I asked Ed, my YMCA water-walking buddy a question I’d asked the teens in my Sunday School: What would life be like if everyone practiced the Golden Rule – treat others as you would want to be treated?

We talked about the obvious, no police or armies, but I pressed further because my students also had identified no need for Social Security or welfare.

It sounded utopian, but then Ed threw a wrench in the works – he suggested that it is only through adversity and trials that we grow and mature, so everyone following the Golden Rule might not be a good thing.

We had stumbled upon The Law of Unintended Consequences – and a case for criticism of many well-intended government programs. As the critics see it, unintended consequences can add so much to the cost of a government program that the program is useless, even if it reaches its goal.

Welfare was cited. Its purpose was to provide assistance in times of temporary hardship and then to motivate individuals to return to economic self-sufficiency.

But, the unintended consequence is that many welfare recipients prefer the free handout to the rigors of work. In my North Auburn neighborhood, for instance, there are generations of welfare families who have never been taught the work ethic that might free them from the welfare trap.

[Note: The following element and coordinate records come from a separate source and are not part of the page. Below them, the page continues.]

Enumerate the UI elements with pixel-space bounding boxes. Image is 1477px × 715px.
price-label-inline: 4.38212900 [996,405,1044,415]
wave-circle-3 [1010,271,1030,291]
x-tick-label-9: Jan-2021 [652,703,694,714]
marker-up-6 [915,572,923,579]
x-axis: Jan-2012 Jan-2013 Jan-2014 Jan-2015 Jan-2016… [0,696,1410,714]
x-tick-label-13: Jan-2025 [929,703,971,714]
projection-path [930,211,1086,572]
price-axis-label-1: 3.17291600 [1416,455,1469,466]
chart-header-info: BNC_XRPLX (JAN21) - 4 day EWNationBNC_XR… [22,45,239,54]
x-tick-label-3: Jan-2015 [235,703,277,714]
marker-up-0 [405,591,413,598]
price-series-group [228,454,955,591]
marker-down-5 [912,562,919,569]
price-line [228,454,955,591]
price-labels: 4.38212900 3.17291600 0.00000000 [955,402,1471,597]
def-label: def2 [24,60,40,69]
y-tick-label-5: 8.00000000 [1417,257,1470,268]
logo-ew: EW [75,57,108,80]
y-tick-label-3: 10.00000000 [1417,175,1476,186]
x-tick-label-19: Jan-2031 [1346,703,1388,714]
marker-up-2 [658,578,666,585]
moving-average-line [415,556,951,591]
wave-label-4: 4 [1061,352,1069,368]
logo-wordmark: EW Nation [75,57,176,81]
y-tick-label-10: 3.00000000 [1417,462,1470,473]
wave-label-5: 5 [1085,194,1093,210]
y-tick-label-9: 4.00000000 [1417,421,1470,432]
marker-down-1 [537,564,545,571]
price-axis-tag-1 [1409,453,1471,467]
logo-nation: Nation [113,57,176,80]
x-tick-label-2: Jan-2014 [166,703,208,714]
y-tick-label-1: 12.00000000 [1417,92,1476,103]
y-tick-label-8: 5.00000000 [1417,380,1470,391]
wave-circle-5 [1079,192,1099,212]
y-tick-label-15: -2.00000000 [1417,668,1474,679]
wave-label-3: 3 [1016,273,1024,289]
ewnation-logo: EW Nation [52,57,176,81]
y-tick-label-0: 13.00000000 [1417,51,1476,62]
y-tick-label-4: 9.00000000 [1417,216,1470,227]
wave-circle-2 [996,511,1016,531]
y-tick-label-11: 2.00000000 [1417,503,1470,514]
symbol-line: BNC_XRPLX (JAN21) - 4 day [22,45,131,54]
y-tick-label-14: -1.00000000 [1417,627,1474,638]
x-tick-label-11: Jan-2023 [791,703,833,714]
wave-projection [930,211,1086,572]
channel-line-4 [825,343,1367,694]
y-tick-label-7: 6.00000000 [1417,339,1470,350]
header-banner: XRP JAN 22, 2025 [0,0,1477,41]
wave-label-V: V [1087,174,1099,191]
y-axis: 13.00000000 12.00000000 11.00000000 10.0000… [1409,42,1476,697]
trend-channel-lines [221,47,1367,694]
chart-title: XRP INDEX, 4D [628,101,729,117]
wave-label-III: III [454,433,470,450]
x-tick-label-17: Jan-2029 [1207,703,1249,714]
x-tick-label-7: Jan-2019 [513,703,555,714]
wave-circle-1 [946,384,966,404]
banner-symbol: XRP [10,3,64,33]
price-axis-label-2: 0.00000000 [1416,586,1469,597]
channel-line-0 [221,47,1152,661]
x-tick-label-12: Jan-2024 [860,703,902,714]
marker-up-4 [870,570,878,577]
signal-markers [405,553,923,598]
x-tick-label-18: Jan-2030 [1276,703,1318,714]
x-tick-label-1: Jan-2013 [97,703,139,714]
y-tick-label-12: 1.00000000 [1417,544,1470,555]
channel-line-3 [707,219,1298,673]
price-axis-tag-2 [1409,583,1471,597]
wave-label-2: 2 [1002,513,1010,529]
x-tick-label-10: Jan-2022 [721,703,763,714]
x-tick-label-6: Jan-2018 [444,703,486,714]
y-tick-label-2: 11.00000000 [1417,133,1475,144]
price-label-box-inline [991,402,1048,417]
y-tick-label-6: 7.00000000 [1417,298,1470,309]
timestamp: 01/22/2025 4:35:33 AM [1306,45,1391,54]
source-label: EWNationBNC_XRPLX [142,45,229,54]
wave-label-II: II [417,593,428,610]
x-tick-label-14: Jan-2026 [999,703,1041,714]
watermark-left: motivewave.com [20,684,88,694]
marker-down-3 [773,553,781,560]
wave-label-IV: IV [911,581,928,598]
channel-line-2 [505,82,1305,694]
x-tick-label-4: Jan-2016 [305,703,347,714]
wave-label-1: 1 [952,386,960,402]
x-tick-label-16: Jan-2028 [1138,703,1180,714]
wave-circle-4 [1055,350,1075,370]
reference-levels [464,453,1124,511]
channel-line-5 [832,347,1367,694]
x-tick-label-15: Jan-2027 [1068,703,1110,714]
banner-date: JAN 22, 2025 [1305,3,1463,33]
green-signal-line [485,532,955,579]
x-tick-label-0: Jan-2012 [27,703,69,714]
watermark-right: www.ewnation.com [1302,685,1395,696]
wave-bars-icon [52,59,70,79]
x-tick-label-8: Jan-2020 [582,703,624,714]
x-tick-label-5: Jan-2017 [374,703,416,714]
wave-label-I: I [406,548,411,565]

Recently the government has been pumping money into the economy at an unprecedented rate, bailing out and regulating industries never before subject to government interference.

In years to come the results will be evident – you can’t pump that much money into the system without paying the future “inflation piper.” But some realtors already have seen an unintended consequence: buyers waiting for the Fed to lower interest rates so they can have their slice of the bailout pie.

Punishing those greedy AIG execs sounds good on paper, but look carefully, a “UC” may be lying in wait.